The zeroth law tells us that two thermodynamic systems which are both in equilibrium with a third system are also in equilibrium with each other. This law wasn’t initially recognized as a separate law of thermodynamics, because it was implied in the other laws, but its articulation as a separate law is often useful in defining things like temperature. It tells us that thermodynamic equilibrium is an equivalence relation on a set of thermodynamic systems.
The first law of thermodynamics tells us that energy is not created or destroyed. Now that we have an equivalence between energy and matter, E=MC2, we know that this thermodynamic property applies to matter as well. All that ever will be already is, and nothing that is now will ever not be. How fun is that! This law tells us that no matter what we do, energy is a fixed value, we will never have no energy left.
The second law of thermodynamics tells us that entropy is always increasing. Entropy can be quantified using Boltzmann’s Entropy Formula, S = kB ln(W) where S is entropy, kB is Boltzmann’s constant, and W is the number of microstates in a given macrostate.The universe is always trending towards more entropy. The most probable configurations will continue to come into being. If the first law tells us what will remain in the unimaginable future, the second law tells us what we will lose. We will lose all that is unique, everything that has made our lives meaningful, our lives themselves, will eventually fade into the noise of the most probable configurations of the universe. You and I are so beautiful and astounding largely because we are unique. That is also why we are temporary.

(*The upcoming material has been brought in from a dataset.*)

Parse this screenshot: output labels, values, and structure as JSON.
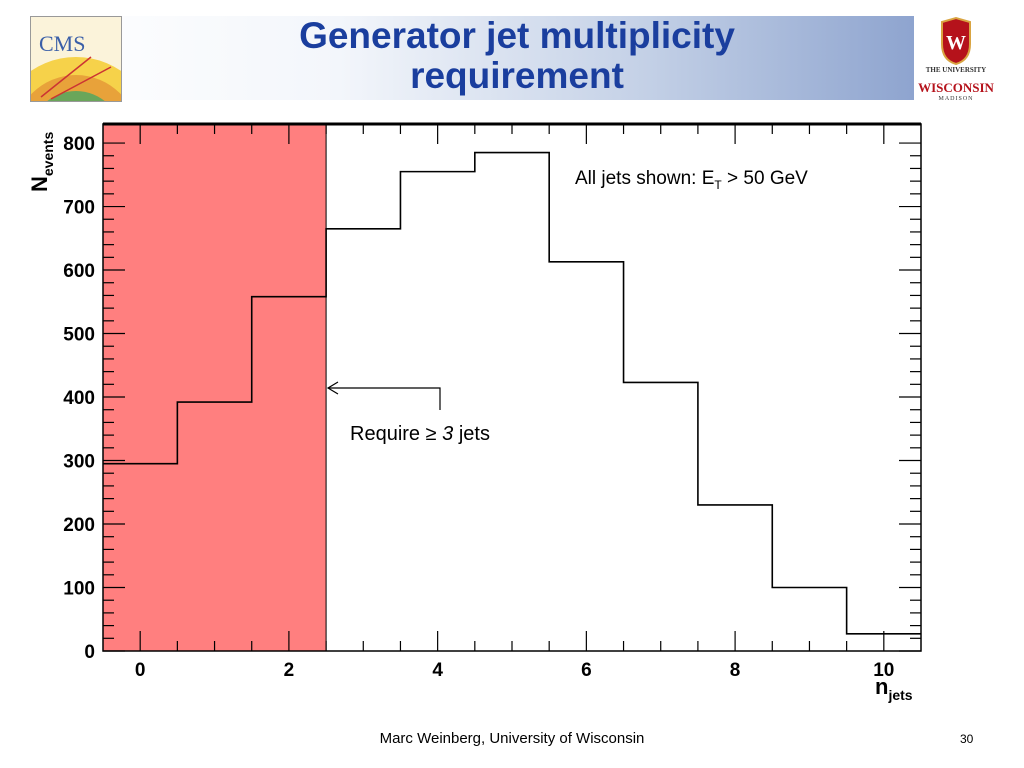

The third law of thermodynamics tells us that as the temperature of a system approaches absolute zero, all processes cease and the entropy of the system approaches a minimum value. Our universe will never approach absolute zero, but it will approach equilibrium. It will approach a time where nothing changes. The energy and matter will always be there, but the cosmic-heat death of the universe awaits us. The beautiful complexity of the cosmos surrounds us, but it is not permanent. All of being is marching onward towards a crushing and deadly sameness. As much as we face our own mortality as individuals, we must face the mortality of our society, our planet, and our universe. All will end someday. It will not disappear, the energy will be there, but all that once made our universe our home will be coöpted into the subtle chaos that surrounds us. Dissolved into quiet murmurations in quantum fields of the cosmos.